Juan Ramón Jiménez en tiempos de guerra

«¿Qué deben hacer los poetas

en la guerra?».  

La gran ‘novela’ de la Guerra Civil 

Se publica por primera vez sin censurar el libro con el que Juan Ramón Jiménez quiso demostrar su inequívoco compromiso con la República española   

JAVIER RODRÍGUEZ MARCOS 

Madrid 

El País    

Ésta es la pregunta que desde el 18 de julio de 1936 asaltó a Juan Ramón Jiménez. Y ésta es su respuesta:  

«La poesía como todo lo esencial es eterna, no se modifica con las circunstancias. En todo caso, el poeta cumplirá con su deber y su conciencia, dejando, si es preciso, su trabajo literario propio de la paz, y poniéndose con su ideal. Y su ejemplo».  

Para el autor de Platero y yo siempre estuvo clara la labor de un escritor «si no puede pelear con los puños»: como artista, escribir lo mejor que sepa; como ciudadano, arrimar el hombro cuanto pueda. Sin mezclar jamás ambas cosas, sin confundir la pluma con una pistola y, sobre todo, sin dejar que la primera se beneficie de la autoridad de la segunda: «Nosotros ¡los intelectuales! Etc.  

Debemos ayudar al Gobierno y al pueblo; no ellos a nosotros».  

Según el poeta, no había que confundir nunca la pluma con la pistola 

«O no gritar tanto, o irse a las trincheras», recomendaba 

Para los sublevados, era un vivalavirgen amante de la molicie 

Para los más ruidosos del bando republicano, era un cursi hiperestésico 

Para Juan Ramón, un poeta puede morir «en la guerra» o «de la guerra» como Lorca, Machado o Miguel Hernández, pero no dedicarse a dar lecciones en la retaguardia. Y critica a León Felipe al saber que ha acudido a una cena de la Embajada de México en Madrid envuelto en el abrigo de pieles de un duque asesinado «y jactándose de ello con vociferación y bromita». El abrigo y la comida, dice, les hubieran venido mejor a los pobres milicianos «que morían gangrenados» en el frente de Teruel. «No se deben celebrar con banquetes los triunfos de la muerte», escribe. Y también: «O no gritar tanto o irse a las trincheras». 

Juan Ramón Jiménez (1881- 1958) fue un hombre transparente y de convicciones rocosas, pero poco dotado para sobrevivir en un mundo de maniqueos. «Comunista individualista» se llamaba a sí mismo.

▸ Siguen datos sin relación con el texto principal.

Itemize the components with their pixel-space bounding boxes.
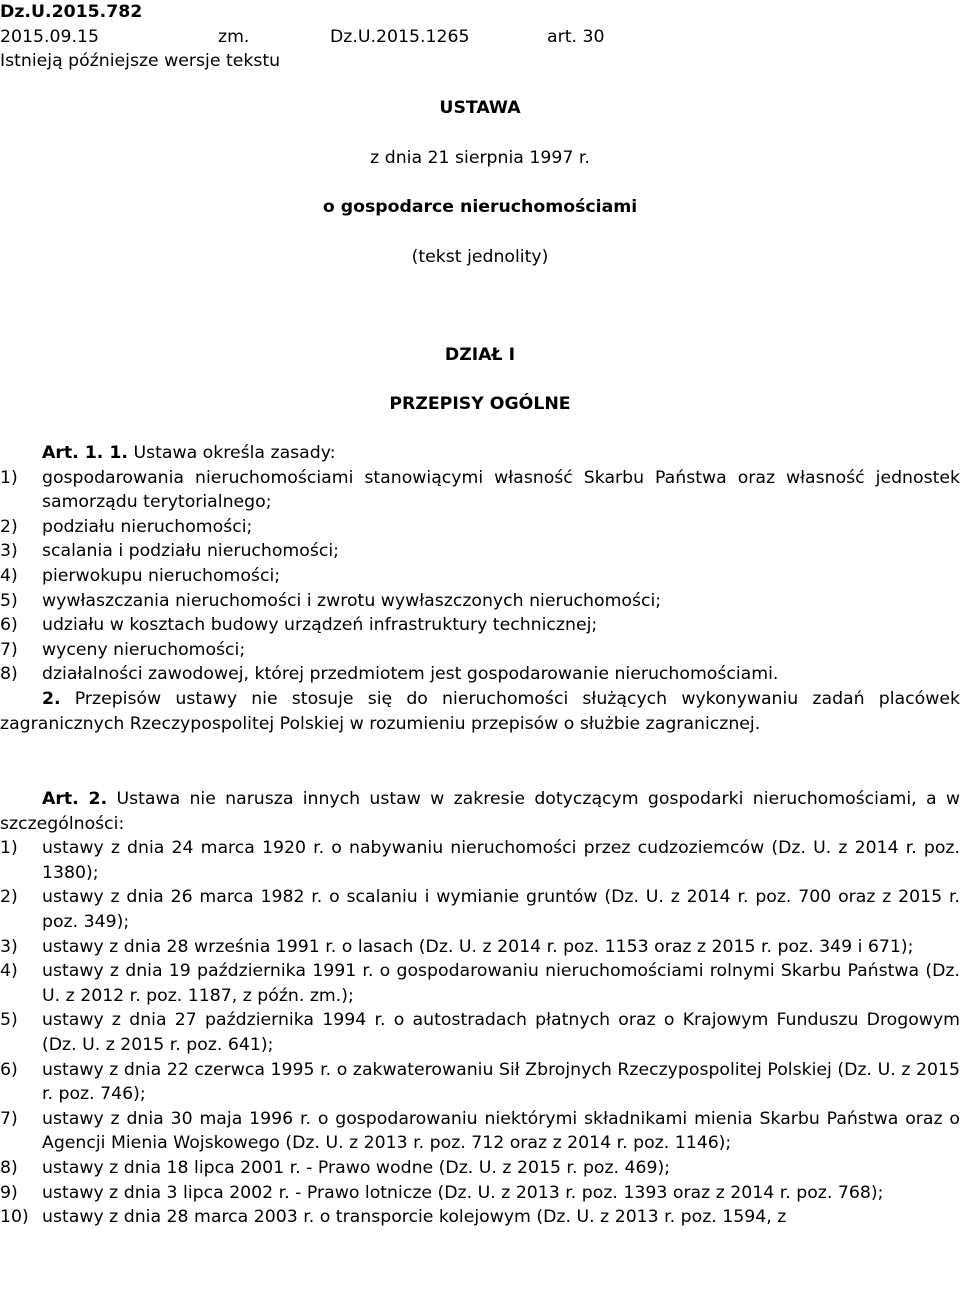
list-item-text: ustawy z dnia 28 marca 2003 r. o transporcie kolejowym (Dz. U. z 2013 r. poz. 1594, z	[42, 1207, 787, 1228]
list-item-number: 6)	[0, 1059, 18, 1080]
amendment-label: zm.	[218, 26, 250, 47]
list-item-number: 3)	[0, 936, 18, 957]
list-item-number: 6)	[0, 615, 18, 636]
list-item-text: ustawy z dnia 26 marca 1982 r. o scalaniu i wymianie gruntów (Dz. U. z 2014 r. poz. 700 oraz z 2015 r. poz. 349);	[42, 887, 960, 932]
list-item	[0, 1181, 960, 1206]
article-1	[0, 441, 960, 736]
list-item	[0, 935, 960, 960]
list-item-number: 2)	[0, 887, 18, 908]
list-item	[0, 836, 960, 885]
list-item-number: 5)	[0, 1010, 18, 1031]
act-type: (tekst jednolity)	[411, 247, 549, 267]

Mucho menos en un tiempo en el que la brutalidad del blanco y negro se llevó por delante todos los matices. Exiliado de primera hora, vio desde su destierro americano cómo en España su figura era pasto de la caricatura.  

Para los sublevados era un vivalavirgen amante de la molicie y «el desinterés por las cosas feas materiales» que se paseaba por California estrenando «los últimos modelos de automóviles salidos de las fábricas USA». Para los más ruidosos del bando republicano era un cursi hiperestésico mantenido por su mujer que, mareado por el olor de la sangre, prefirió mirar para otro lado. 

Consciente de la tormenta de mentiras y tópicos que se le venía encima, el escritor decidió contar en un libro la verdad de su compromiso con la República. Para ello se dedicó a recopilar materiales propios y ajenos -poemas, notas de diario, artículos, cartas y recortes de periódico- destinados a alimentar un volumen titulado Guerra en España.  

Nunca llegó a verlo publicado.  

Murió en Puerto Rico en 1958, dos años después de recibir el Premio Nobel.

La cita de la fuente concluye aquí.